At a signal from the Bauer, a rush is made for it by all the young men and maidens, and any other of the guests who are daring enough to venture into the melee. In a moment all its beauty is destroyed in the fierce scramble that ensues, and when, a few minutes later the thorn-protected fortress has been stormed and sacked, the victors and vanquished in the fight console themselves, for the wounds their hands have received, with the coffee—no where more delicious than in Austria—which is next brought in.

And now that the feast is over, good manners demand that the guests should assume once more their air of preternatural solemnity, while each in turn approaches the Bauer and Bäuerin, and thanks them in conventional and time-honoured phrases for their good supper, while the host and hostess thank each in similar set phrases for his or her good company. This tribute to good breeding and rural etiquette having been duly paid, the serious demeanour of the guests is once more thrown to the winds, and a new phase of Austrian character takes its place.

The massive table is pushed aside, and amateur musicians take their places at the end of the room. A strange medley of instruments—zithers, violins, anything that comes to hand—strikes up an air as wild as the winds that whistle among their forest pines, or rush roaring over their Alpine crags, to sink at length exhausted in fitful sobs in their sheltered valleys. The dancing begins—but what dancing! Can these be the same stolid peasants who labour so ardently from dawn till nightfall, whose pride it is to provide all the necessaries of life for themselves by their own untiring industry, and who hold themselves proudly aloof from the pleasures of the classes above them? In everypart of the Empire, and among every race, the peasant dances throw a flood of light upon the national character.

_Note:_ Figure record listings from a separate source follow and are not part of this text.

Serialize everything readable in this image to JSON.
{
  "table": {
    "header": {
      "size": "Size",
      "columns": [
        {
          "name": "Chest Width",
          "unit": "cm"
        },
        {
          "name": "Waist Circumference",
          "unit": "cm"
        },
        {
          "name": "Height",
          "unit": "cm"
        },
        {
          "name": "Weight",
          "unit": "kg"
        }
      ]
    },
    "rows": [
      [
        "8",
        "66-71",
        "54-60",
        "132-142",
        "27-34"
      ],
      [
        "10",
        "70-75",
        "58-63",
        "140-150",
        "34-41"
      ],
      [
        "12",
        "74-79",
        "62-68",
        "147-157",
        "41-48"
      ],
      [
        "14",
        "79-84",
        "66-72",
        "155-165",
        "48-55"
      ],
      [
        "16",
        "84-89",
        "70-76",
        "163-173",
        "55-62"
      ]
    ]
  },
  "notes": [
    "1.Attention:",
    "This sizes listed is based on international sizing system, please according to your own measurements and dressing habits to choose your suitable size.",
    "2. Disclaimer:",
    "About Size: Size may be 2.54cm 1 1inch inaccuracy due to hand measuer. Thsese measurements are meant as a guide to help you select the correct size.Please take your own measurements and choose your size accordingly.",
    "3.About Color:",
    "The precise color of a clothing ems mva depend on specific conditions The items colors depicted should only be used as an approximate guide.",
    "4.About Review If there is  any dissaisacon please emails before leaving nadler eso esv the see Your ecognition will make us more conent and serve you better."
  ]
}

In the wild enthusiasm of the dance all restraint is thrown aside, and even among the German-speaking peasantry of Austria one is often almost startled by the sudden transformation.

It is, perhaps, not altogether a fanciful idea of the Austrians themselves that the rapid transitions, which in the peasant dances seem to represent almost every phase of human passion and emotion, are due to the strangely mingled ancestry from which the people themselves are descended, and that at such moments the influence of long-forgotten tribes, dating from prehistoric times, once more asserts itself.

It is only, however, when the peasants are dancing in their own homes, and for their own pleasure alone, that these latent traits of character are revealed. However wild and boisterous the dancing may be when intended as a spectacle for visitors, the real poetry of it is wholly lost.

The mere presence of a stranger generally suffices to destroy completely the absolute forgetfulness of themselves, and of all their ordinary life and surroundings, which renders dancing, for the Austro-Hungarian peasantry, a most effective means of portraying every phase of human feeling and passion.

Palmer, Francis H. E. Austro-Hungarian Life in Town and Country. G.P. Putnam's Sons, 1910.